At the American Enterprise Institute on Wednesday, in an address titled “Making Life Work,” Rep. Cantor emphasized the need for immigration reform that would, among other things, allow science, technology, engineering and mathematics (STEM) students who have come to the United States on student visas stay and pursue employment.

He emphasized the plight that Ms. Zhou, a master’s student in engineering management, faces as a Chinese citizen who is in the United States on a student visa. When she graduates from her program, she will no longer be able to stay in the United States. And that shouldn’t be the case, Rep..Cantor said.

“Each year, our colleges and universities graduate approximately 40,000 foreign nationals with master’s and Ph.D.s, many of whom are then forced to leave the country because there are not enough visa slots in our immigration system to permit them to stay,” he said. “So rather than being able to invent things here in America, grow businesses or start one on their own, they do all of those things somewhere else.”

“[Ms. Zhou] would like to stay here and invest her talents in America, and maybe even start her own company,” he said. “But she has seen too many of her friends with advanced degrees have to go back home despite sharing her same dreams and aspirations.”
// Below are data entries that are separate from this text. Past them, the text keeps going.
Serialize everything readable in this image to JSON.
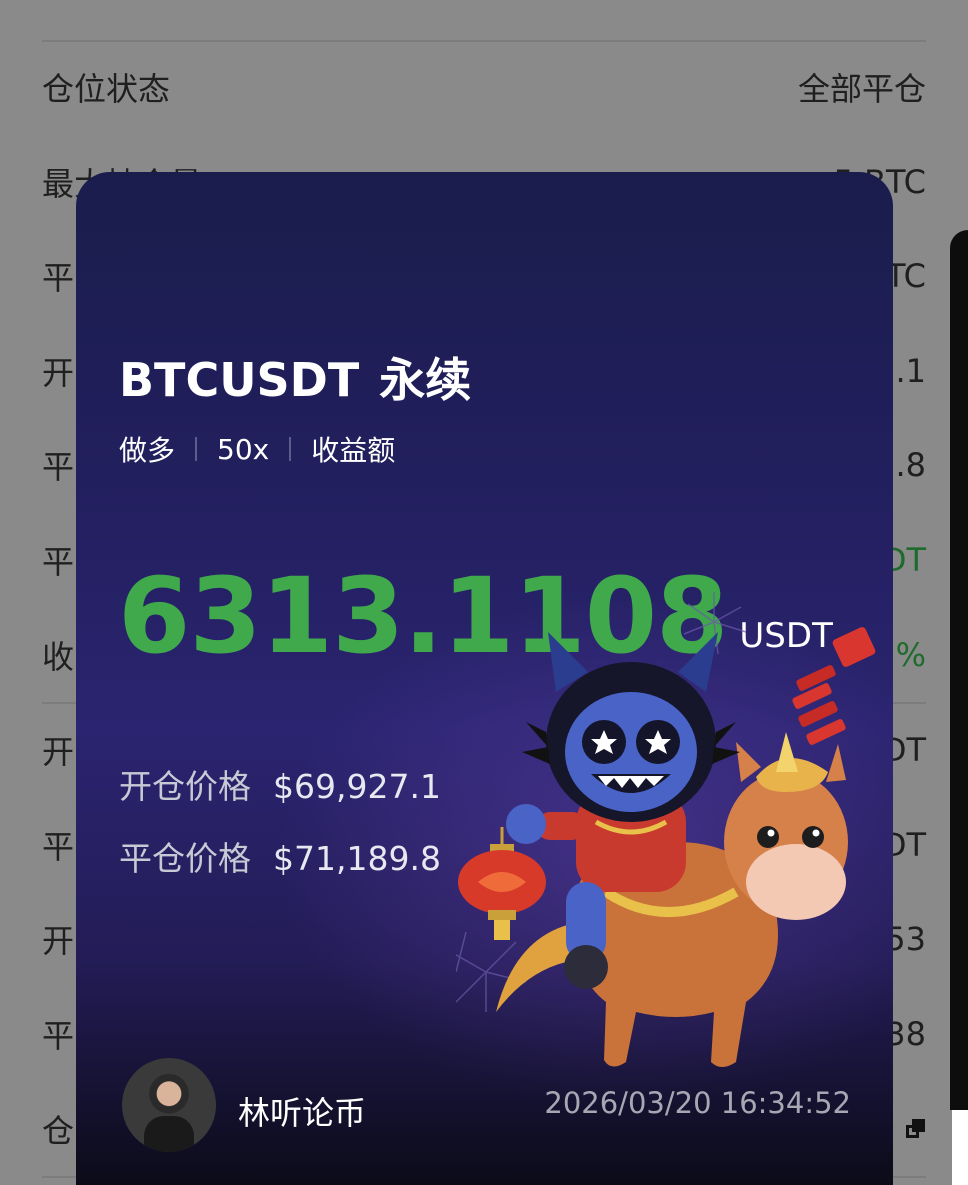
{
  "background_list": {
    "rows": [
      {
        "label": "仓位状态",
        "value": "全部平仓",
        "green": false
      },
      {
        "label": "最大持仓量",
        "value": "5 BTC",
        "green": false
      },
      {
        "label": "平",
        "value": "TC",
        "green": false
      },
      {
        "label": "开",
        "value": "7.1",
        "green": false
      },
      {
        "label": "平",
        "value": ".8",
        "green": false
      },
      {
        "label": "平",
        "value": "DT",
        "green": true
      },
      {
        "label": "收",
        "value": "%",
        "green": true
      },
      {
        "label": "开",
        "value": "DT",
        "green": false
      },
      {
        "label": "平",
        "value": "DT",
        "green": false
      },
      {
        "label": "开",
        "value": "53",
        "green": false
      },
      {
        "label": "平",
        "value": "38",
        "green": false
      },
      {
        "label": "仓",
        "value": "",
        "green": false
      }
    ]
  },
  "card": {
    "pair": "BTCUSDT",
    "contract_type": "永续",
    "tags": [
      "做多",
      "50x",
      "收益额"
    ],
    "pnl_value": "6313.1108",
    "pnl_unit": "USDT",
    "open_price_label": "开仓价格",
    "open_price_value": "$69,927.1",
    "close_price_label": "平仓价格",
    "close_price_value": "$71,189.8",
    "author": "林听论币",
    "timestamp": "2026/03/20 16:34:52"
  },
  "colors": {
    "profit_green": "#3fa94c",
    "card_bg": "#221f5e",
    "page_bg": "#8a8a8a"
  },
  "icons": [
    "copy-icon",
    "mascot-illustration",
    "firecracker-icon",
    "lantern-icon",
    "avatar"
  ]
}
Last year, Rep. Cantor said, he worked with a bipartisan group of colleagues to pass the STEM Jobs Act in the House of Representatives, which aims to help fix the problem by allocating 55,000 visas for highly skilled immigrants with graduate degrees in STEM fields from American colleges and universities. During this Congress, he said, he plans to facilitate related legislation, and he hopes the Senate will act as well.

Ms. Zhou, who got her undergraduate degree from GW in computer science in 2012, said her current interests are in optimization simulation, an area in which researchers analyze problems and build systems models using mathematical algorithms to increase efficiency and improve outcomes. Ideally, she said, she’d like to find employment that would provide her with opportunities to apply her mathematical simulations to practical problems.

“If I start working, I need to find a company that will sponsor me,” she said. “Not a lot of companies are doing sponsorships right now. It’s a tough time for students who actually want to do some practical training right after they graduate. We came here for education, and we want to have a bigger chance to do the practical training and apply what we learned in school.”

David Dolling, dean of SEAS, said legislative changes that ease visa worries for students would benefit more than just the students themselves.

“Fiona Zhou is representative of many of our international students,” he said. “She is bright, motivated and possesses the sorts of hard, technical skills that are necessary for creating the technological advances that will continue to help fuel our economic growth.  Like many of her peers, she wants the opportunity to stay in the U.S. after graduation to pursue her dreams, and in doing so, her successes will be our successes.”